Where they are stronger (and should be adopted):
TDD (red-green-refactor) -- our product skills have zero testing guidance. Code review process (5-axis: correctness, readability, architecture, security, performance). Git workflow (trunk-based, 1-3 day branches, 100-line PRs, save point pattern). Chesterton's Fence ("before changing or removing anything, understand why it exists").
Recommendation: Engineering team should evaluate addyosmani/agent-skills as the engineering discipline layer within Jim's pipeline. Our skills own product process (what to build, why). Their skills own engineering process (how to build safely). Complementary, not competing.

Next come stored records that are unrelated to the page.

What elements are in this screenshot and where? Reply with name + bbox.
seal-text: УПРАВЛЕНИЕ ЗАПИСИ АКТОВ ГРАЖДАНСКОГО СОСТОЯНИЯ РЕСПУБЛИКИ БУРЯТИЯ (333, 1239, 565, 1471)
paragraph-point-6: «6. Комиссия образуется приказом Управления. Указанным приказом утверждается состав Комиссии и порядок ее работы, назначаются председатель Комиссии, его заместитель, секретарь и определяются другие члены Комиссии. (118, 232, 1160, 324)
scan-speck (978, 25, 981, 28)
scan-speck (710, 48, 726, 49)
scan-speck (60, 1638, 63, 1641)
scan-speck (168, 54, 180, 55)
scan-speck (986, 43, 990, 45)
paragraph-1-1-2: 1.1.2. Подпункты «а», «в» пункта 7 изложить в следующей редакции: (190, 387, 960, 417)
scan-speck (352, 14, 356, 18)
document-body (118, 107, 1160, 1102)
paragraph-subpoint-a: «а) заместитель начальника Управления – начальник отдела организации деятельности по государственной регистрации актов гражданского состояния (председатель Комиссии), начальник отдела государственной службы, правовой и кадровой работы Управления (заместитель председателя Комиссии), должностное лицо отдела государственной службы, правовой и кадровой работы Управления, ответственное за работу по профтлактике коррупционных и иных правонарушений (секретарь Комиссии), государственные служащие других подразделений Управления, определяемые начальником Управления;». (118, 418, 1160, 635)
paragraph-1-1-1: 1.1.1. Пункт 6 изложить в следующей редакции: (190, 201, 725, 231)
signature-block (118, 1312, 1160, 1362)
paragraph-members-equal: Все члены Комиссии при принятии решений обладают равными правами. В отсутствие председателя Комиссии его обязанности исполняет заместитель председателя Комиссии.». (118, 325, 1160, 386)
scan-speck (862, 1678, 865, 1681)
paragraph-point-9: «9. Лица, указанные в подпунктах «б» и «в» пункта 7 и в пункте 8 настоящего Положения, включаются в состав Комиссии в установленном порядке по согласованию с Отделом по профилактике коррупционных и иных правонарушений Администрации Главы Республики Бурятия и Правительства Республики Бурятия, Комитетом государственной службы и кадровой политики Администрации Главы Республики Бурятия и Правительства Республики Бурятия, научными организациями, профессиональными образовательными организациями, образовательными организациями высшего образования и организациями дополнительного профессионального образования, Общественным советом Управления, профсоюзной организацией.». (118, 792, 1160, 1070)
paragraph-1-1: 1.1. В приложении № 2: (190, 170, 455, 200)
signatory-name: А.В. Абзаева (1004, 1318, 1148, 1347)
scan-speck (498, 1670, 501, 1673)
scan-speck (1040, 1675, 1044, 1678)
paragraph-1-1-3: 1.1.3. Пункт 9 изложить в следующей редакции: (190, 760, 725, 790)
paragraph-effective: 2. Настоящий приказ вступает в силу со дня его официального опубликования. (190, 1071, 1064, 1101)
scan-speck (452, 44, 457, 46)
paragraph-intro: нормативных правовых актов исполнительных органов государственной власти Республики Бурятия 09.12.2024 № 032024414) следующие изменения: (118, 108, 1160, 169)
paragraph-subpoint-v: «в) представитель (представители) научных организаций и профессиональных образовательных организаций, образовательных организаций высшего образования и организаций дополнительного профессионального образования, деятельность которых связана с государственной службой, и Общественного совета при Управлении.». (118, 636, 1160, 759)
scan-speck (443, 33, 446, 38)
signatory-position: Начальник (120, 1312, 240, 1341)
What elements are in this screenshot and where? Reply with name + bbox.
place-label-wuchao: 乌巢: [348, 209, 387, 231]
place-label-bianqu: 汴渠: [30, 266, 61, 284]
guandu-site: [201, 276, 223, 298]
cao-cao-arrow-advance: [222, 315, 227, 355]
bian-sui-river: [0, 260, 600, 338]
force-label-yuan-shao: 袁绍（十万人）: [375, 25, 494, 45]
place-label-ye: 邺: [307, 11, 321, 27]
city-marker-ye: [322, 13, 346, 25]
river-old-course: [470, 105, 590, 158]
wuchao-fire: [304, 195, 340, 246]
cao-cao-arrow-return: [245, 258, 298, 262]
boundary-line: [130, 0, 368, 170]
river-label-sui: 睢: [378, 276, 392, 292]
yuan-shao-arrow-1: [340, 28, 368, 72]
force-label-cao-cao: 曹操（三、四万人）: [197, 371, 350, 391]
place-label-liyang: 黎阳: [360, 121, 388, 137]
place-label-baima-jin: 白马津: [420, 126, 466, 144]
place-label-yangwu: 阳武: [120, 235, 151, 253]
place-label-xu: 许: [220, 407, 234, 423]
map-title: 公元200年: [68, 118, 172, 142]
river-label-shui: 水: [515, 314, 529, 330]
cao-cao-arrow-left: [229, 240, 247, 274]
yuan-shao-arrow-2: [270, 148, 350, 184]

Humans Can Enter Anywhere¶
The autonomous loop runs continuously. Human intervention can occur at any stage.
The system is designed for human oversight at decision gates -- particularly at the APPROVED stage where the CEO reviews the stack-rank. But humans are not limited to gates. A product manager can inject an idea directly into the queue. An engineer can flag that a shipped feature is behaving unexpectedly. The CEO can kill an item at any stage.
The loop serves humans. It does not replace them.
Current Blocker¶
The entire loop depends on Heimdall running on cron, which requires SRE deployment:
Deploy Heimdall on the cluster. Without this, the loop doesn't run. This is the #1 blocker.
Until David Wang completes the SRE deployment (BigQuery access on the application cluster, cron job scheduling, service account provisioning), the loop operates in manual mode -- agents can be invoked individually but do not run autonomously.